For regular readers of Living Wittily apologies for the absence over the past week or two. There have been other fish to fry, other books to read, other places to be, people to meet, and things to get done with some urgency and determination. Of the things to be done the most 'need to get this done' obligation is all about pensions! It isn't so much difficult as serious when you are making decisions about the rest of your life, when a big chunk of it is already behind you! And the pensions adviser is asking the necessary hypotheticals about what happens if…..!
This February I will reach retiring age, which for me living in 21stC Scotland, is 65, while for many younger than me that dateline age is a receding horizon; my children may have to work till they are 70 before state pension age. Inevitably, and quite properly, such a life event as a retirement date prompts some serious reflection on what has been and what still might be, what has been done and what can still be achieved.
So here are some ordinary conclusions which have grown out of some thinking and praying, swithering and deciding about this quite remarkable gift which we are right to take for granted, life. To take something for granted is not to undervalue its reality, it is to receive it as a gift without spending life and energy feeling guilty about it. The proper response is gratitude, and the best gratitude is our joy in the gift and in the generous love of the Giver.
Retirement is both an artificial label and a fiscal reality. I have no intention of stopping doing what I have done all my working life, though I may do less of it, and have more choice how long and how much. I preach, spend time with people in pastoral friendship, read and write sermons, teach and explore theology. Those choices of how much and hor often and how long I work are made possible by an income now unrelated to work done and hours contracted out.
Retirement from paid work is not retirement from vocation. Not everyone in our cultural climate would call what they do a vocation, a calling. But many do. And they are not just ministers of religion. Nurses, doctors, social workers, artists, teachers, IT specialists, pilots, fire service, police, naturalists, environmental officers – these are only some of the jobs that some of my friends would be just as passionate about as I am of being a minister. That's because they have a sense that what they do for money they don;t do just for the money.

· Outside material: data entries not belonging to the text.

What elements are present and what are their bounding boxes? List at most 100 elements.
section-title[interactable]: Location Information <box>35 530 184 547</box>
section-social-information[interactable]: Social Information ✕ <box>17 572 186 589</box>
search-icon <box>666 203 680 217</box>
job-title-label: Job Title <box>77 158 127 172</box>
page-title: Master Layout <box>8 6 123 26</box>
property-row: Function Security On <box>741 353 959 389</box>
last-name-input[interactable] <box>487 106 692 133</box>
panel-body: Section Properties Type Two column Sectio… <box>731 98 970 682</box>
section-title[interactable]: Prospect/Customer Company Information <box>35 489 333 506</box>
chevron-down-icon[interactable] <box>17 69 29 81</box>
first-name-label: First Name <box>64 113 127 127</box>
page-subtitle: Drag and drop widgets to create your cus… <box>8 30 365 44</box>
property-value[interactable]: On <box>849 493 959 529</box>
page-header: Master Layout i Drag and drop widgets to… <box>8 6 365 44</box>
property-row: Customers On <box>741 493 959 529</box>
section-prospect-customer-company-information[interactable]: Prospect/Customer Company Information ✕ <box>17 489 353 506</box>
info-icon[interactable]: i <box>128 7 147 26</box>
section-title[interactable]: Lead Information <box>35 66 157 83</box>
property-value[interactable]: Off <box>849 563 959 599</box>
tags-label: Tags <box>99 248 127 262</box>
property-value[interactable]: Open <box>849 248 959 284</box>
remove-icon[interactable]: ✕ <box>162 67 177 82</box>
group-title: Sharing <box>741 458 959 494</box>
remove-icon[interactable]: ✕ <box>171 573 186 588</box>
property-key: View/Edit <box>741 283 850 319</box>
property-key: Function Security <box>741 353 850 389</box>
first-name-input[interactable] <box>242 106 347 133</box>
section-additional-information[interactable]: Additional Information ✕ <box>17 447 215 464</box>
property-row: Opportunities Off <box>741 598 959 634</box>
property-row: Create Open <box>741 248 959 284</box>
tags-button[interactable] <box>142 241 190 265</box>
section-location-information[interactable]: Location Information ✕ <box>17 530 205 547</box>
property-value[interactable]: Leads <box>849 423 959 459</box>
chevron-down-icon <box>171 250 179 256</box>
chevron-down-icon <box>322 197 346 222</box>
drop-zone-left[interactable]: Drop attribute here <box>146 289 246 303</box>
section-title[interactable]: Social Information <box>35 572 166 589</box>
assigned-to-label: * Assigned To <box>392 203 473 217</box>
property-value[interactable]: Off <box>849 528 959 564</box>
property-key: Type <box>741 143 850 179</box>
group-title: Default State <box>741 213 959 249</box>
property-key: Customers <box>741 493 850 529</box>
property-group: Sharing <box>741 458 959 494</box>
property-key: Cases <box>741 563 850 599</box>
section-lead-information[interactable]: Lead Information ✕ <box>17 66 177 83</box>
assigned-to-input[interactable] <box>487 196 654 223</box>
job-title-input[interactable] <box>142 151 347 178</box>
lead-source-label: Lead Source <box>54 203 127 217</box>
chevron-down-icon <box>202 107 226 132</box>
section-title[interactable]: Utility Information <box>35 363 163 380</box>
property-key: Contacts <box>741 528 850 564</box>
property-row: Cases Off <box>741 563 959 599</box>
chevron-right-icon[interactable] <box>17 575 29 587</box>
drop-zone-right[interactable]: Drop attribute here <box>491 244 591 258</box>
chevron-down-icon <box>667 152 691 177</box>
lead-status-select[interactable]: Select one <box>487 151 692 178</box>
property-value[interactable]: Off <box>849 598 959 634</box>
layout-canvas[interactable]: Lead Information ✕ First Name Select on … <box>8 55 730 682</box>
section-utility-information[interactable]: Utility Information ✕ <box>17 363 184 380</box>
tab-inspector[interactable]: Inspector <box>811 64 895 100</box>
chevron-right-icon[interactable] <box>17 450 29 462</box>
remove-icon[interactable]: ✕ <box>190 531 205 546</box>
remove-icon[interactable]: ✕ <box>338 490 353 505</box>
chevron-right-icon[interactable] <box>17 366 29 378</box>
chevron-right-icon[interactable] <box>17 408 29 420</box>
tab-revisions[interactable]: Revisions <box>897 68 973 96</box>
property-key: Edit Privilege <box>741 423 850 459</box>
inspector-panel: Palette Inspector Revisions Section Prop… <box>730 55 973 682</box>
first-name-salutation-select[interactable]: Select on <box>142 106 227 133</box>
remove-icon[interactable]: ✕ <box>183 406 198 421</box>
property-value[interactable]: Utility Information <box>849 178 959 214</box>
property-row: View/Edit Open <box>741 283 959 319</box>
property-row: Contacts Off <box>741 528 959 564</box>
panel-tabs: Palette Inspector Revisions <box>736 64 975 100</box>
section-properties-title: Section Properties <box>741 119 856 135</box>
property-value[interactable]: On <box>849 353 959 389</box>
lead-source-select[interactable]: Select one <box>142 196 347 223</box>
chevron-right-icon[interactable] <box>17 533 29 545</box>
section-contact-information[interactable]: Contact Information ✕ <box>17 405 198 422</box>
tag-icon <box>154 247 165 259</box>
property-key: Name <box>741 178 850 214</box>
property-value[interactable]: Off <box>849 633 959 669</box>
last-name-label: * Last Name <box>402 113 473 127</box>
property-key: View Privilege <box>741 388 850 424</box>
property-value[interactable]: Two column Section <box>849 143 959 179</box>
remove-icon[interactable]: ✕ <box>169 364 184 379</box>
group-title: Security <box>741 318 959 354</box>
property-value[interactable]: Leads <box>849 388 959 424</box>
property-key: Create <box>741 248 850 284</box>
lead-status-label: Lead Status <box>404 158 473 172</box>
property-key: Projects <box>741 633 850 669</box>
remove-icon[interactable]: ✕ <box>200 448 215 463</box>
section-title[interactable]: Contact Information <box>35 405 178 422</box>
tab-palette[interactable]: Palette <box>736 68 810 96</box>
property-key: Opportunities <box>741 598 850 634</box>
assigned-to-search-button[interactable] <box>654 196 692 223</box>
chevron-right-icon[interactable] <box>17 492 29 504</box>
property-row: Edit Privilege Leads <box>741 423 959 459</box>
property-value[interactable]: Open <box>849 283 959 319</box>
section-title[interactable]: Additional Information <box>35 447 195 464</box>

Unsurprisingly, that's also true of my own take on post 65 birthday.
Retirement is an opportunity to make different choices and enjoy new opportunities. By the time you're 65 the bumper wisdom that says "Life is short, eat your pudding first" takes on a poignant urgency. So these next years it makes sense to do what you really want to do; to spend time with those whose presence and gift of themselves is fundamental to who we are; to gather the goodness of each past year into an external drive for safekeeping, there to ponder the grace that gave each day, grateful and glad for just being there to live it; to kick the bucket that holds the list and just do the blessed list! Well, within limits. Because there are limits. I've little patience with the can do mentality that seems to ignore all the reasons, good and real reasons of life obligations and resources, that stop us living every dream. But there are liveable, realisable, affordable dreams that still demand risk, energy, effort and the courage to reach out and embrace them in all their possibility.
Retirement is not about me; it is about me in relation to others. I am also tired of the me, me, me, litany of life that pervades the social media like an unexamined credo of the self. My own happiness is not always the most important thing. What I think of myself is not always the best criterion for self-knowing, self-awareness and self-transformation. What I want is not a Christian categorical imperative if what I want is achievable only at the cost and loss it causes others. It is still the case that of all the ways of living our lives, young or old, "the greatest of these is love." If life till 65 means I am now a graduate in the skills and knowledge of living, then post retirement is post-graduate study, researching wider and deeper on the mystery and miracle of human beings and human being.
So now that the forms are filled, the advice is taken, the process of pension calculation hums away in the background, very little has changed or will change radically on my birthday. But if as Kirekegaard urged, life can only be understood backwards and lived forwards, then I am also persuaded of the wisdom of Dag Hammarskjold: For all that has been – Thank you. For all that is to come – Yes.
(The photo is a small central panel from the current tapestry I am working, "Eucharist and Pentecost". Tapestry is for me a contemplative form of art, or an artistic form of spirituality.